The real reason why Israel takes Hol HaMoed off as a holiday is in fact because, when your seder ends at 4am and you don’t get home ’till 6am and then you sleep on and off ’till 3pm (and thus are awake the following 4am), you realize that you’re gonna need a whole dang week to get your body clock back on some sort of respectable schedule.
That, and, of course, it’s Hol HaMoed, duh.
Oogh. Some of us are simply not intended to be nocturnal people.
Yes, also not a night person. Seder, though lovely, kicked my butt, sleep schedule-ly speaking. M is discovering how important it is to get me to bed on time. 🙂
Seders with kids, my wife and I are discovering, are a whole different kind of animal. Now, instead of emulating the rabbis who stayed up all night retelling the story (until their students came in, etc etc), we have a very experiential seder with costumes and a fake red sea and pyramid-building relays… as if we were slaves in Egypt says the Haggadah, right?
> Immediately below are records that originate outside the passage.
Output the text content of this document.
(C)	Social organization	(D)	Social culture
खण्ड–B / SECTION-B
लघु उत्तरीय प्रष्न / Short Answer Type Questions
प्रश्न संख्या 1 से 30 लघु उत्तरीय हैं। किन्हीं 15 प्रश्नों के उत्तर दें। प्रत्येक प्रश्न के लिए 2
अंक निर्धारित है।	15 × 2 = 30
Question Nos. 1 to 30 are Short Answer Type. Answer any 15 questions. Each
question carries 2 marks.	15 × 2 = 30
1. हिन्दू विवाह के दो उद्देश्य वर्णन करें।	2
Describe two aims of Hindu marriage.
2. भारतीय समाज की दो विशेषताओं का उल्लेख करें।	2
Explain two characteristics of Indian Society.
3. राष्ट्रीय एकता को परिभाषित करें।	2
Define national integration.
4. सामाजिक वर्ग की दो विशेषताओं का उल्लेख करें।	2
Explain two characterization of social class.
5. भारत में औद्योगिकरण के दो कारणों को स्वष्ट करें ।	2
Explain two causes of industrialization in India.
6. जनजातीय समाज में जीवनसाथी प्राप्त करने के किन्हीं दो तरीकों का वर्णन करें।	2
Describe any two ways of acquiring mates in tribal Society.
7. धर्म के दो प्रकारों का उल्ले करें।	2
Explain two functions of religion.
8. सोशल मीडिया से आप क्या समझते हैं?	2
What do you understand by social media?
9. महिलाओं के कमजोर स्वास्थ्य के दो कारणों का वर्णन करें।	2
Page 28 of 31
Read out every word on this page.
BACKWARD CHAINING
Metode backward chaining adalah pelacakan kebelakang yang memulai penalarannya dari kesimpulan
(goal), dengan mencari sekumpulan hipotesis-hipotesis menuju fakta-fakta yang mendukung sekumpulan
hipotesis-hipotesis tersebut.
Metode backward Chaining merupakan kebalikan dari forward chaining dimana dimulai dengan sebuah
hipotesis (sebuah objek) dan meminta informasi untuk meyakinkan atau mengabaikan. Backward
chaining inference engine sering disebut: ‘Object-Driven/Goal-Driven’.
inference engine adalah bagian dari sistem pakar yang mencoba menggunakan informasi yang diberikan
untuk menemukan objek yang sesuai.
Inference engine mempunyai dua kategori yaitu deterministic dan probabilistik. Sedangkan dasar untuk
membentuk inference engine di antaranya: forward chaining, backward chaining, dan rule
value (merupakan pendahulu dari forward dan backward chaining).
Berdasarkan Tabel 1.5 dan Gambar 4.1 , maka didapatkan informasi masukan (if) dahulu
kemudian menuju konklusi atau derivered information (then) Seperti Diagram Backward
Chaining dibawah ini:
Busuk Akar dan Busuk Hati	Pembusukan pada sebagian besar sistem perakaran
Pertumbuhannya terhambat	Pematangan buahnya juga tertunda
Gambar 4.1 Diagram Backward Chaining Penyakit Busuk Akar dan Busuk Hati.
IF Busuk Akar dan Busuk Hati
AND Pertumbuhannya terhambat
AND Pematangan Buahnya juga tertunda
I’ll tell you what — it doesn’t go to 4 am anymore!
Oh, no, this was a seder with loooots of kidlings, aged anywhere from 6months on up. They just ran around until they had no more running in them (we managed to do both grownup Torah seder and crazy kid activity seder at the same time, somehow), and then crashed when they had to crash. The living room was littered with little sleeping people by the end.